One of the biggest misconceptions about Facebook’s marketing potential turns on whether Facebook can be a good source of traffic that actually buys stuff from online stores. For every positive story you hear of merchants killing it with Facebook traffic, you’d probably hear dozens more merchants who are frustrated with Facebook.
They really cannot make heads or tails of Facebook’s traffic, as far as their e-commerce sales are concerned. They’re drawing a blank. They just cannot, for the life of them, convert a heavy volume of traffic from the social network into actual buyers of products.
The bottom line is that there are many horror stories of low e-commerce conversions. I’m not saying that there are absolutely no conversions at all. Nobody can make that claim.
But the problem is, you cannot run a successful online store with a few sales here and there. You need some sort of stability. You need some sort of increasing or at least, a stable predictable conversion rate. You need some sort of minimum baseline of predictable conversions.
The reason why a lot of people have these horror stories is because they focus on the direct sale. They think that if they post an ad on Facebook selling some sort of trinket and if they show it to enough eyeballs, that people would buy.
That is a common misconception about Facebook and this can get really expensive very quickly. It really can. This pretty much makes up the bulk of low e-commerce conversion horror stories involving Facebook. They’re all about a direct ad that fails to generate that direct sale.
The Truth About Facebook e-Commerce Conversion Rates
Here’s the good news. Facebook can deliver e-commerce sales. However, often times, it’s not in the form that you would like. Seriously. You have to be more creative. How does this work? Well, Facebook traffic can convert if you retarget.
In other words, people who have found your website on their own and who have gone to internal pages might have a Facebook account. The next time they log on into their Facebook account at the same time you’re running a retargeting campaign, your ads will be visible to them. Your ads will remind them to go back to your shopping cart, or to your website. This has been proven to increase ROI.
Facebook can also deliver e-commerce sales through squeeze page marketing. In other words, you use Facebook to recruit people to your mailing list. It’s actually your mailing list that’s doing the heavy-lifting, as far as selling stuff to your list members go.
Another way Facebook can deliver e-commerce results through your business is through a Facebook page boost. Basically, you create a Facebook page and you target lookalike audiences based on the interest of people who already like your page.
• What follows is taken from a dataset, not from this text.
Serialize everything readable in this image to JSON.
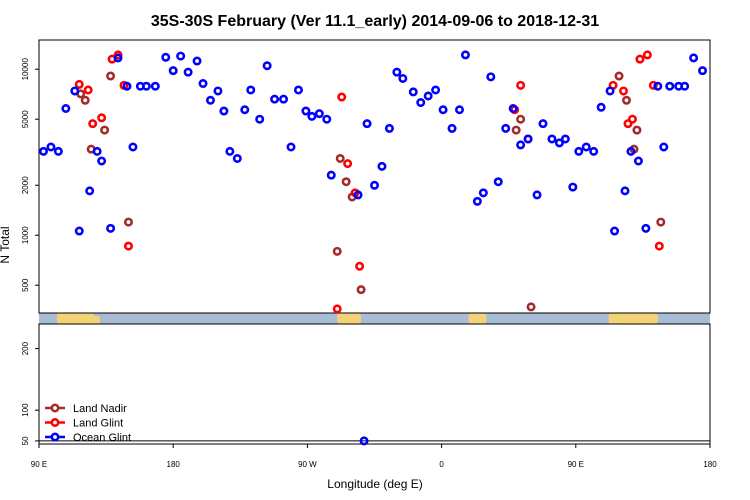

Then, you send out content. Using this content, you can profile the interests of the typical high-engagement members of your page. Once you get this very important piece of consumer intelligence, you can then run lookalike audience campaign on Facebook targeting people with those same interests.
The idea being: if you know the interest of the person who actually buys from you and you advertise to another person with the exact same set of interests, the chance of that second person buying is much higher than a complete and total stranger.
The bottom line? Yes. Facebook can deliver e-commerce sales, but you have to use its tools the right way. You can’t just go in there, advertise an affiliate link, or a direct link to your Shopify store, or a direct link to your product, and expect a sale. It doesn’t work that way. Sure, you can convert every once in a while, but chances are you’re not going to get the results you’re looking for. You have to use it using the techniques outlined above.